É frequente afirmar-se que a hora de verão dupla foi introduzida em 1976 para poupar energia. Desde então, as demonstrações quantitativas dessas poupanças têm sido limitadas. Em 2010, relativamente ao ar condicionado residencial, a ADEME previa, pelo contrário, um aumento das necessidades de climatização com a hora de verão.
A ADEME reiterava esta conclusão pelo menos desde 2014 numa comunicação posterior ao seu relatório de 2010. Até à data, não encontrámos qualquer comunicação divulgada aquando da publicação desse relatório. Não é, por isso, possível determinar se este texto foi redigido em 2014 ou se se trata da republicação de uma comunicação anterior. A comunicação de 2014 já não parece estar disponível no sítio Web da ADEME. Disponibilizamos, por isso, uma cópia preservada pela Internet Archive para que esta referência permaneça acessível independentemente da sua disponibilidade no sítio Web da ADEME.
Consultar o comunicado arquivado da ADEME ↗
A ACHED considera, por seu lado, que a hora de verão aumenta as emissões de carbono e contribui para o aquecimento global.
Sobre o termo «sensação». Utilizamos esta expressão porque muitos franceses sentiram realmente este calor e vários testemunhos associaram-no explicitamente à hora de verão.

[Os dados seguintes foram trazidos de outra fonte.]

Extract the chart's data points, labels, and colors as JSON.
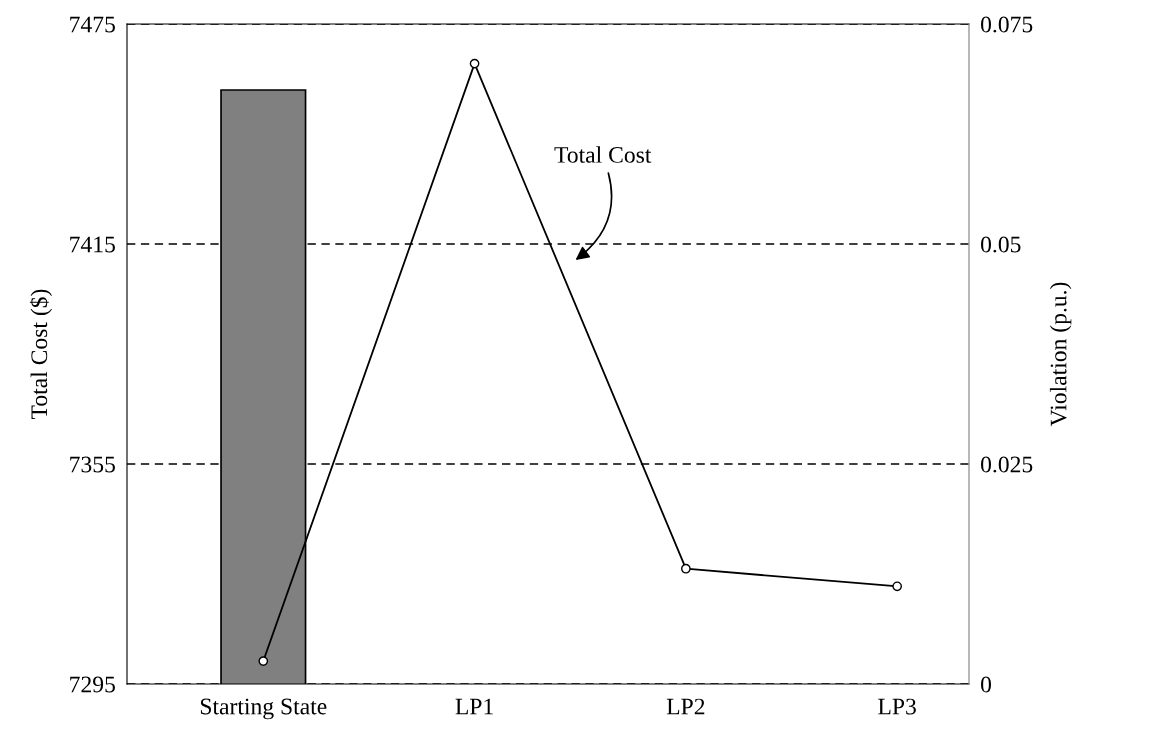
{
  "chart_data": {
    "type": "bar",
    "ylabel": "Total Cost ($)",
    "y2label": "Violation (p.u.)",
    "categories": [
      "Starting State",
      "LP1",
      "LP2",
      "LP3"
    ],
    "series": [
      {
        "color": "#808080",
        "values": [
          7457,
          null,
          null,
          null
        ]
      },
      {
        "type": "line",
        "axis": "y2",
        "color": "#000000",
        "marker": "circle",
        "line_style": "solid",
        "values": [
          0.0026,
          0.0705,
          0.0131,
          0.0111
        ]
      }
    ],
    "ylim": [
      7295,
      7475
    ],
    "yticks": [
      7295,
      7355,
      7415,
      7475
    ],
    "y2lim": [
      0,
      0.075
    ],
    "y2ticks": [
      0,
      0.025,
      0.05,
      0.075
    ],
    "grid": "y",
    "annotations": [
      "Total Cost"
    ]
  }
}
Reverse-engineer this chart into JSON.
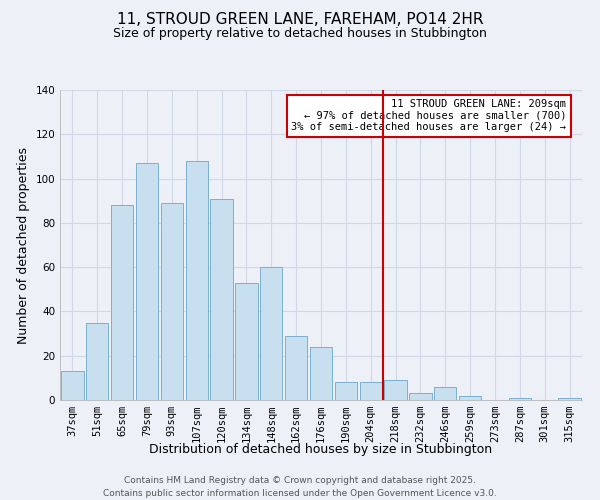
{
  "title": "11, STROUD GREEN LANE, FAREHAM, PO14 2HR",
  "subtitle": "Size of property relative to detached houses in Stubbington",
  "xlabel": "Distribution of detached houses by size in Stubbington",
  "ylabel": "Number of detached properties",
  "bar_labels": [
    "37sqm",
    "51sqm",
    "65sqm",
    "79sqm",
    "93sqm",
    "107sqm",
    "120sqm",
    "134sqm",
    "148sqm",
    "162sqm",
    "176sqm",
    "190sqm",
    "204sqm",
    "218sqm",
    "232sqm",
    "246sqm",
    "259sqm",
    "273sqm",
    "287sqm",
    "301sqm",
    "315sqm"
  ],
  "bar_heights": [
    13,
    35,
    88,
    107,
    89,
    108,
    91,
    53,
    60,
    29,
    24,
    8,
    8,
    9,
    3,
    6,
    2,
    0,
    1,
    0,
    1
  ],
  "bar_color": "#c8dff0",
  "bar_edge_color": "#7ab0d0",
  "grid_color": "#d0d8e8",
  "vline_x_index": 13,
  "vline_color": "#cc0000",
  "annotation_title": "11 STROUD GREEN LANE: 209sqm",
  "annotation_line1": "← 97% of detached houses are smaller (700)",
  "annotation_line2": "3% of semi-detached houses are larger (24) →",
  "annotation_box_edge": "#cc0000",
  "annotation_box_face": "#ffffff",
  "ylim": [
    0,
    140
  ],
  "yticks": [
    0,
    20,
    40,
    60,
    80,
    100,
    120,
    140
  ],
  "footer_line1": "Contains HM Land Registry data © Crown copyright and database right 2025.",
  "footer_line2": "Contains public sector information licensed under the Open Government Licence v3.0.",
  "bg_color": "#eef0f8",
  "title_fontsize": 11,
  "subtitle_fontsize": 9,
  "axis_label_fontsize": 9,
  "tick_fontsize": 7.5,
  "footer_fontsize": 6.5,
  "annotation_fontsize": 7.5
}
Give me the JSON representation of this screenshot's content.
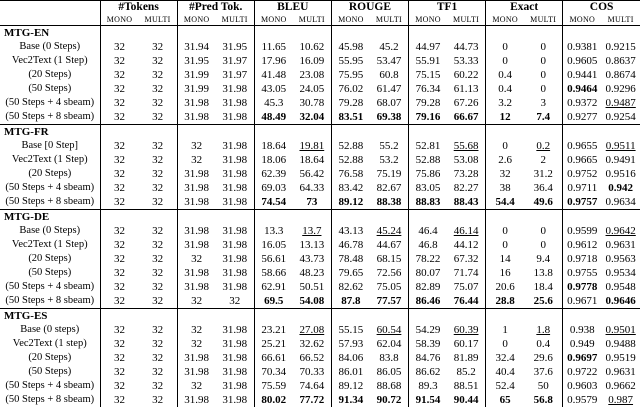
{
  "table": {
    "groups": [
      "#Tokens",
      "#Pred Tok.",
      "BLEU",
      "ROUGE",
      "TF1",
      "Exact",
      "COS"
    ],
    "subheaders": [
      "MONO",
      "MULTI"
    ],
    "sections": [
      {
        "title": "MTG-EN",
        "rows": [
          {
            "label": "Base (0 Steps)",
            "cells": [
              32,
              32,
              31.94,
              31.95,
              11.65,
              10.62,
              45.98,
              45.2,
              44.97,
              44.73,
              0,
              0,
              0.9381,
              0.9215
            ],
            "bold": [],
            "underline": []
          },
          {
            "label": "Vec2Text (1 Step)",
            "cells": [
              32,
              32,
              31.95,
              31.97,
              17.96,
              16.09,
              55.95,
              53.47,
              55.91,
              53.33,
              0,
              0,
              0.9605,
              0.8637
            ],
            "bold": [],
            "underline": []
          },
          {
            "label": "(20 Steps)",
            "cells": [
              32,
              32,
              31.99,
              31.97,
              41.48,
              23.08,
              75.95,
              60.8,
              75.15,
              60.22,
              0.4,
              0,
              0.9441,
              0.8674
            ],
            "bold": [],
            "underline": []
          },
          {
            "label": "(50 Steps)",
            "cells": [
              32,
              32,
              31.99,
              31.98,
              43.05,
              24.05,
              76.02,
              61.47,
              76.34,
              61.13,
              0.4,
              0,
              0.9464,
              0.9296
            ],
            "bold": [
              12
            ],
            "underline": []
          },
          {
            "label": "(50 Steps + 4 sbeam)",
            "cells": [
              32,
              32,
              31.98,
              31.98,
              45.3,
              30.78,
              79.28,
              68.07,
              79.28,
              67.26,
              3.2,
              3,
              0.9372,
              0.9487
            ],
            "bold": [],
            "underline": [
              13
            ]
          },
          {
            "label": "(50 Steps + 8 sbeam)",
            "cells": [
              32,
              32,
              31.98,
              31.98,
              48.49,
              32.04,
              83.51,
              69.38,
              79.16,
              66.67,
              12,
              7.4,
              0.9277,
              0.9254
            ],
            "bold": [
              4,
              5,
              6,
              7,
              8,
              9,
              10,
              11
            ],
            "underline": []
          }
        ]
      },
      {
        "title": "MTG-FR",
        "rows": [
          {
            "label": "Base [0 Step]",
            "cells": [
              32,
              32,
              32,
              31.98,
              18.64,
              19.81,
              52.88,
              55.2,
              52.81,
              55.68,
              0,
              0.2,
              0.9655,
              0.9511
            ],
            "bold": [],
            "underline": [
              5,
              9,
              11,
              13
            ]
          },
          {
            "label": "Vec2Text (1 Step)",
            "cells": [
              32,
              32,
              32,
              31.98,
              18.06,
              18.64,
              52.88,
              53.2,
              52.88,
              53.08,
              2.6,
              2,
              0.9665,
              0.9491
            ],
            "bold": [],
            "underline": []
          },
          {
            "label": "(20 Steps)",
            "cells": [
              32,
              32,
              31.98,
              31.98,
              62.39,
              56.42,
              76.58,
              75.19,
              75.86,
              73.28,
              32,
              31.2,
              0.9752,
              0.9516
            ],
            "bold": [],
            "underline": []
          },
          {
            "label": "(50 Steps + 4 sbeam)",
            "cells": [
              32,
              32,
              31.98,
              31.98,
              69.03,
              64.33,
              83.42,
              82.67,
              83.05,
              82.27,
              38,
              36.4,
              0.9711,
              0.942
            ],
            "bold": [
              13
            ],
            "underline": []
          },
          {
            "label": "(50 Steps + 8 sbeam)",
            "cells": [
              32,
              32,
              31.98,
              31.98,
              74.54,
              73,
              89.12,
              88.38,
              88.83,
              88.43,
              54.4,
              49.6,
              0.9757,
              0.9634
            ],
            "bold": [
              4,
              5,
              6,
              7,
              8,
              9,
              10,
              11,
              12
            ],
            "underline": []
          }
        ]
      },
      {
        "title": "MTG-DE",
        "rows": [
          {
            "label": "Base (0 Steps)",
            "cells": [
              32,
              32,
              31.98,
              31.98,
              13.3,
              13.7,
              43.13,
              45.24,
              46.4,
              46.14,
              0,
              0,
              0.9599,
              0.9642
            ],
            "bold": [],
            "underline": [
              5,
              7,
              9,
              13
            ]
          },
          {
            "label": "Vec2Text (1 Step)",
            "cells": [
              32,
              32,
              31.98,
              31.98,
              16.05,
              13.13,
              46.78,
              44.67,
              46.8,
              44.12,
              0,
              0,
              0.9612,
              0.9631
            ],
            "bold": [],
            "underline": []
          },
          {
            "label": "(20 Steps)",
            "cells": [
              32,
              32,
              32,
              31.98,
              56.61,
              43.73,
              78.48,
              68.15,
              78.22,
              67.32,
              14,
              9.4,
              0.9718,
              0.9563
            ],
            "bold": [],
            "underline": []
          },
          {
            "label": "(50 Steps)",
            "cells": [
              32,
              32,
              31.98,
              31.98,
              58.66,
              48.23,
              79.65,
              72.56,
              80.07,
              71.74,
              16,
              13.8,
              0.9755,
              0.9534
            ],
            "bold": [],
            "underline": []
          },
          {
            "label": "(50 Steps + 4 sbeam)",
            "cells": [
              32,
              32,
              31.98,
              31.98,
              62.91,
              50.51,
              82.62,
              75.05,
              82.89,
              75.07,
              20.6,
              18.4,
              0.9778,
              0.9548
            ],
            "bold": [
              12
            ],
            "underline": []
          },
          {
            "label": "(50 Steps + 8 sbeam)",
            "cells": [
              32,
              32,
              32,
              32,
              69.5,
              54.08,
              87.8,
              77.57,
              86.46,
              76.44,
              28.8,
              25.6,
              0.9671,
              0.9646
            ],
            "bold": [
              4,
              5,
              6,
              7,
              8,
              9,
              10,
              11,
              13
            ],
            "underline": []
          }
        ]
      },
      {
        "title": "MTG-ES",
        "rows": [
          {
            "label": "Base (0 steps)",
            "cells": [
              32,
              32,
              32,
              31.98,
              23.21,
              27.08,
              55.15,
              60.54,
              54.29,
              60.39,
              1,
              1.8,
              0.938,
              0.9501
            ],
            "bold": [],
            "underline": [
              5,
              7,
              9,
              11,
              13
            ]
          },
          {
            "label": "Vec2Text (1 step)",
            "cells": [
              32,
              32,
              32,
              31.98,
              25.21,
              32.62,
              57.93,
              62.04,
              58.39,
              60.17,
              0,
              0.4,
              0.949,
              0.9488
            ],
            "bold": [],
            "underline": []
          },
          {
            "label": "(20 Steps)",
            "cells": [
              32,
              32,
              31.98,
              31.98,
              66.61,
              66.52,
              84.06,
              83.8,
              84.76,
              81.89,
              32.4,
              29.6,
              0.9697,
              0.9519
            ],
            "bold": [
              12
            ],
            "underline": []
          },
          {
            "label": "(50 Steps)",
            "cells": [
              32,
              32,
              31.98,
              31.98,
              70.34,
              70.33,
              86.01,
              86.05,
              86.62,
              85.2,
              40.4,
              37.6,
              0.9722,
              0.9631
            ],
            "bold": [],
            "underline": []
          },
          {
            "label": "(50 Steps + 4 sbeam)",
            "cells": [
              32,
              32,
              32,
              31.98,
              75.59,
              74.64,
              89.12,
              88.68,
              89.3,
              88.51,
              52.4,
              50,
              0.9603,
              0.9662
            ],
            "bold": [],
            "underline": []
          },
          {
            "label": "(50 Steps + 8 sbeam)",
            "cells": [
              32,
              32,
              31.98,
              31.98,
              80.02,
              77.72,
              91.34,
              90.72,
              91.54,
              90.44,
              65,
              56.8,
              0.9579,
              0.987
            ],
            "bold": [
              4,
              5,
              6,
              7,
              8,
              9,
              10,
              11
            ],
            "underline": [
              13
            ]
          }
        ]
      }
    ]
  }
}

Esta perceção é perfeitamente legítima e esperamos que os dados meteorológicos aqui apresentados ajudem a explicar porquê. Corresponde a uma situação mensurável: à mesma hora legal, as atividades do início da noite decorrem quando a temperatura do ar é mais elevada. Não se trata, portanto, de uma impressão subjetiva, mas da consequência observável da diferença entre a hora legal e a posição do sol.
Algumas referências úteis para contextualizar esta página no âmbito das ondas de calor, das alterações climáticas e da hora legal.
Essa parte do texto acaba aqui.